Menbud Buka Pameran Pusaka di Festival Budaya Maros

Menbud Buka Pameran Pusaka di Festival Budaya Maros

mathaijoseph.com – Menteri Kebudayaan Menbud Republik Indonesia, Fadli Zon, membuka secara resmi Pameran Bilah Pusaka di Kabupaten Maros, Sulawesi Selatan. Pameran ini menjadi bagian penting dalam rangkaian Festival Gau Maraja Leang-Leang yang bertepatan dengan Hari Jadi ke-66 Kabupaten Maros. Acara digelar di Gedung Baruga, Kantor Bupati Maros, dan dihadiri oleh tokoh budaya, masyarakat adat, serta generasi muda.

Menbud menyampaikan apresiasi tinggi terhadap penyelenggaraan acara ini, yang dinilai sebagai langkah konkret dalam menjaga warisan budaya bangsa. Pameran ini menampilkan berbagai bilah pusaka seperti keris, badik, dan benda warisan dari berbagai wilayah Sulawesi Selatan.

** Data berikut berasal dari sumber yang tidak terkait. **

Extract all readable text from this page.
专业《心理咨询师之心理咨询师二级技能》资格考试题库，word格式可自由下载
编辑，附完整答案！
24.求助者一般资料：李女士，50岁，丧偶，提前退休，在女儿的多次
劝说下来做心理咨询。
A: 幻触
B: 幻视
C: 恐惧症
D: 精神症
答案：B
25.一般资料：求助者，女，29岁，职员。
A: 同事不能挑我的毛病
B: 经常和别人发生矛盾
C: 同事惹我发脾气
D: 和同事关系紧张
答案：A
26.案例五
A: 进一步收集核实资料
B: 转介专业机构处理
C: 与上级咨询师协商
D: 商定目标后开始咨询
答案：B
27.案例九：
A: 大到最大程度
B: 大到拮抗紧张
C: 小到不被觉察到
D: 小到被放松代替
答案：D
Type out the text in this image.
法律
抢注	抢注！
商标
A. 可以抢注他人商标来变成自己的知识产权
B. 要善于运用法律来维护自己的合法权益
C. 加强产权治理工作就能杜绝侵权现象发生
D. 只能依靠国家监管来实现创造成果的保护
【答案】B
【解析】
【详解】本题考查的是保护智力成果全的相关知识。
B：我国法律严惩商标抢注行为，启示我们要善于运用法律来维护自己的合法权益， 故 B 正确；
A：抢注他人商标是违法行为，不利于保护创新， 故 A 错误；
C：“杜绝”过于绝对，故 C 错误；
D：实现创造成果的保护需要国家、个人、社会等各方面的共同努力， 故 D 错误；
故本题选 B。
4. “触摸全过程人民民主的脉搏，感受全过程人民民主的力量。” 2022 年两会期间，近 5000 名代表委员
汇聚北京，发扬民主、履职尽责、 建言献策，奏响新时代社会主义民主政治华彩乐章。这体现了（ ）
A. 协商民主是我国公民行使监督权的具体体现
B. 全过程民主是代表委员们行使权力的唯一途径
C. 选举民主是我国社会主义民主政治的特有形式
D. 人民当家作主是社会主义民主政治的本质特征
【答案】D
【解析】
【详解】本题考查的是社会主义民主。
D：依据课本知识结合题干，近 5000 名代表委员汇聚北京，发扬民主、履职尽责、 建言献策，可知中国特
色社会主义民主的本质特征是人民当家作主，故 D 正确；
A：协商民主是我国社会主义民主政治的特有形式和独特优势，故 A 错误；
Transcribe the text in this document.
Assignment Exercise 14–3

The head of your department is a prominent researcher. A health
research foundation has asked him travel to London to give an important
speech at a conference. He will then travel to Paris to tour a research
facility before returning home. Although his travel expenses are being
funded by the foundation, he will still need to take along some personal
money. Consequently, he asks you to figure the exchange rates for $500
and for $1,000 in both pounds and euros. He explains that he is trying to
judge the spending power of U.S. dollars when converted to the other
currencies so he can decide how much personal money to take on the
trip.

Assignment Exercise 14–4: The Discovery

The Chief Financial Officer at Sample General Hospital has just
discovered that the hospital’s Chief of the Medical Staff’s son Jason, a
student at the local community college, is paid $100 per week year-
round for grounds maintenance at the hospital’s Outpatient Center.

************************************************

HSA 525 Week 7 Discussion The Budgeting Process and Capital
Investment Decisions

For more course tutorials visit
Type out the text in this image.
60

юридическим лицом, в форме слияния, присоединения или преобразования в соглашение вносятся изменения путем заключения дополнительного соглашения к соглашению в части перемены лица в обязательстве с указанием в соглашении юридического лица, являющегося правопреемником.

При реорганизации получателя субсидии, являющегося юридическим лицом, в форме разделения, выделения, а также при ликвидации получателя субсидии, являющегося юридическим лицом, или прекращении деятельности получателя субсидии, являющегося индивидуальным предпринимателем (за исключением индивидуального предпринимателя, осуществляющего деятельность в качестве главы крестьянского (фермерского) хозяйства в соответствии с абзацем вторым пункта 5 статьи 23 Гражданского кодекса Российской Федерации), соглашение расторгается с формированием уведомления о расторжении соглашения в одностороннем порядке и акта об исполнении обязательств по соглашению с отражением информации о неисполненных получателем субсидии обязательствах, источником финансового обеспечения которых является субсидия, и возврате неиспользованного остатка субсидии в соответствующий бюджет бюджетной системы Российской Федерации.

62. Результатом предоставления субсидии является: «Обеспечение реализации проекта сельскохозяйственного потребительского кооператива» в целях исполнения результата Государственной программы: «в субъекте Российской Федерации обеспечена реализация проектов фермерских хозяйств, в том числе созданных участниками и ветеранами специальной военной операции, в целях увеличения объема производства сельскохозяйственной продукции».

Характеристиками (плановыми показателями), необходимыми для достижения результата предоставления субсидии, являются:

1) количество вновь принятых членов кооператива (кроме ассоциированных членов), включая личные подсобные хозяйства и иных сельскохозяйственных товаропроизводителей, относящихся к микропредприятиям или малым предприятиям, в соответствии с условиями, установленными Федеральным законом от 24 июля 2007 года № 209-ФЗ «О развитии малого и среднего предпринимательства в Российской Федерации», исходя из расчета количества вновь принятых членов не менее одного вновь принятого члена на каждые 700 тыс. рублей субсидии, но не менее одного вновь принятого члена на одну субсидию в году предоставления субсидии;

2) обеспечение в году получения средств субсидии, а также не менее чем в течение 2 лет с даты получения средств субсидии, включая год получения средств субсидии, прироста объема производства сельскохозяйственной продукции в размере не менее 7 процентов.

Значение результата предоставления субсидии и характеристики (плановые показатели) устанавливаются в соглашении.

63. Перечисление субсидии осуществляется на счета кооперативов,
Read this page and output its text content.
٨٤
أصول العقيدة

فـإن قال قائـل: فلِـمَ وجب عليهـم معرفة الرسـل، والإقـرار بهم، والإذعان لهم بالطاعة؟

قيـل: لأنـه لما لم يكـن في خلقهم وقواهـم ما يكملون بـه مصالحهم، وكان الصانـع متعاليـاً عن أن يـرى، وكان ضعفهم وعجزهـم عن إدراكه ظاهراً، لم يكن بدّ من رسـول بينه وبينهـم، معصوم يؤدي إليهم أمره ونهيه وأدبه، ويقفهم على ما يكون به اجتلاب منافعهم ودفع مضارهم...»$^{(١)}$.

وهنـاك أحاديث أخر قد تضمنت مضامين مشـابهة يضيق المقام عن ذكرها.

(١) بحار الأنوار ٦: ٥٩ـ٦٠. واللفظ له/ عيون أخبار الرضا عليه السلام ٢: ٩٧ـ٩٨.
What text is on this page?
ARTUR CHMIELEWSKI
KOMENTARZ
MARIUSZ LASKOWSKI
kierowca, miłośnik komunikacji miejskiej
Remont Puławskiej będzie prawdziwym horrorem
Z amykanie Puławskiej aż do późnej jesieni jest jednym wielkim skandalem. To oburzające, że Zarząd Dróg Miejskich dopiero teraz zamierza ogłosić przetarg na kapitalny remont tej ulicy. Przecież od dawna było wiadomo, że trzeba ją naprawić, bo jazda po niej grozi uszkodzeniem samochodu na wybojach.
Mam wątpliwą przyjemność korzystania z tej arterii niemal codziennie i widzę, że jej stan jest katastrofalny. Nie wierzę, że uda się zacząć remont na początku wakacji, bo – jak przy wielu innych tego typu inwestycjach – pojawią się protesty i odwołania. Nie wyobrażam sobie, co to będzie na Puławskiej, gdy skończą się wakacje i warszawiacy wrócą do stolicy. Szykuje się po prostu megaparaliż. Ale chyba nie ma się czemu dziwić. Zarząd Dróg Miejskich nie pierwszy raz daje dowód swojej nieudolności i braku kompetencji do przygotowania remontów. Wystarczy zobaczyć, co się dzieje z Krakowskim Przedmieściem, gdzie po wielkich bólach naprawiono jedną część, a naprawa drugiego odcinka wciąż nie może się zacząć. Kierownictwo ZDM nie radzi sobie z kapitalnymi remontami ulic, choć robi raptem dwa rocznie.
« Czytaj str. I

Menbud Pelestarian Keris sebagai Warisan Budaya Dunia

Dalam sambutannya, Fadli Zon menegaskan bahwa keris bukan sekadar senjata, tetapi simbol budaya dan jati diri bangsa. Ia menyebut keris telah diakui sebagai warisan budaya takbenda dunia oleh UNESCO sejak tahun 2005. Penetapan ini menjadi pengingat bahwa pelestarian budaya keris adalah tanggung jawab bersama.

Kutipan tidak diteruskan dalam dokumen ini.